IBA stepped sensibly into this anxious muddle, instructing its architects to "pick up historical traces, respect the traditional layout and conserve the existing buildings." Somehow blending in with the surrounding neighborhood is an obligation of all new buildings these days, the motherhood- and-apple-pie issue of contemporary architecture. But as a practical matter, it is not so easy to be contextual in Berlin, where the old patterns of streets and blocks and squares -- the context -- have been erased or ignored. Thus IBA's first task was to unearth the archaeology of the modern city, to find and record the building history of each city block. In traumatized, amnesiac Berlin, the civic memory had to be re-created. The new IBA construction would take its lead from the historical residue.
Buildings in Berlin traditionally rose no higher than six stories, and the IBA buildings have reestablished that reasonable city standard. Long facades are visually broken up into sections of congenial town-house proportions with clustered windows, projecting bays and, in some cases, peaked or mock-baroque gingerbread-house roof lines. IBA has revived other Berlin housing traditions: buildings come right up to the sidewalk; most of the new complexes are arranged around courtyards; and, despite the modest budgets, large public hallways are the rule.

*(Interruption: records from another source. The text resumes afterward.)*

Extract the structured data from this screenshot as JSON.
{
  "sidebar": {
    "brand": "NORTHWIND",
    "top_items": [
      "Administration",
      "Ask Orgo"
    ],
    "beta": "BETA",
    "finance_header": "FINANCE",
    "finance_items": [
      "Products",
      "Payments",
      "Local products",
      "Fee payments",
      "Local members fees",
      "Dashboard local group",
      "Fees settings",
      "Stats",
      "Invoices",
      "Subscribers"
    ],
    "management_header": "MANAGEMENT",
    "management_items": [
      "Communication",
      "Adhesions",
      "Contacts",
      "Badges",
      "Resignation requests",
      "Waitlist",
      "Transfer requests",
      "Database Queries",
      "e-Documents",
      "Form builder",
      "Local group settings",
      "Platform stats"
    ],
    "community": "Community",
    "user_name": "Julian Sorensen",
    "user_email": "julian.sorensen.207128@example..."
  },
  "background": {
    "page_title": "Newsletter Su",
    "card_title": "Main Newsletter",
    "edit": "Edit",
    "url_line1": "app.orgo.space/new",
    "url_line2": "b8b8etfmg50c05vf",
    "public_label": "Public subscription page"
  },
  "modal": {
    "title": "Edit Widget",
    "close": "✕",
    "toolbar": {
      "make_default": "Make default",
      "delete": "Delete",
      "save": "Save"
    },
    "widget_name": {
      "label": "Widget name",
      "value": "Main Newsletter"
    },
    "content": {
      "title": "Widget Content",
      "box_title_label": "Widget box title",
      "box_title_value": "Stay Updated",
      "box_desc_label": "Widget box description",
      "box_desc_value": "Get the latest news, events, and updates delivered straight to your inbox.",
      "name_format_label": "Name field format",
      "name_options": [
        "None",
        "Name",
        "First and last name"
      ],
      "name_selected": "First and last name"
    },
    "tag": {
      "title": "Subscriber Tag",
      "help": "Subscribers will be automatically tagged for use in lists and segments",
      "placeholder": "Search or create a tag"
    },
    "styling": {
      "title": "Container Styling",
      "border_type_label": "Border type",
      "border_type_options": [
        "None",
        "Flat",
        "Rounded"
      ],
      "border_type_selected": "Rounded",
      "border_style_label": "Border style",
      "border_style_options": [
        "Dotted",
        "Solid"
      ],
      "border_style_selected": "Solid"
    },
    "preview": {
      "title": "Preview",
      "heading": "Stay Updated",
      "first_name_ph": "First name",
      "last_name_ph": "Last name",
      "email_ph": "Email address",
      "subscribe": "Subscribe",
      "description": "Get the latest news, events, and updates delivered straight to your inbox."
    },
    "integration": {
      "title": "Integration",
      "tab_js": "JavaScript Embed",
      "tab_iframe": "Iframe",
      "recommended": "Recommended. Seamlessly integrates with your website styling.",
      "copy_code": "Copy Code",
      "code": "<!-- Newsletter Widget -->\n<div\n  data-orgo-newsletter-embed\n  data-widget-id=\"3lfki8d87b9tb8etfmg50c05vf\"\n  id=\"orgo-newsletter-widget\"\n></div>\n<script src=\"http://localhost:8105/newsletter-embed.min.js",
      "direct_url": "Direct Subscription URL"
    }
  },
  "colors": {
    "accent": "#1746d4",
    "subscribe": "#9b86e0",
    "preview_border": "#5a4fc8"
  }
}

But the riskiest and most innovative principle, and one insisted upon by Josef Kleihues, an IBA director, was the guarantee of diversity among the buildings on a single block. In general, one architect would devise a schematic master plan for each block or neighborhood, and several different architects would execute the buildings. Coherence was ensured by the master plans (and the overall IBA guidelines governing density, size and layout); architects of disparate sensibilities working independently provided the physical quirks and dissonances that enliven cities. It is encouraging and slightly incredible that a big-city government, with its bureaucratic instinct for conformity, could accommodate such an unpredictable kind of patchwork pluralism.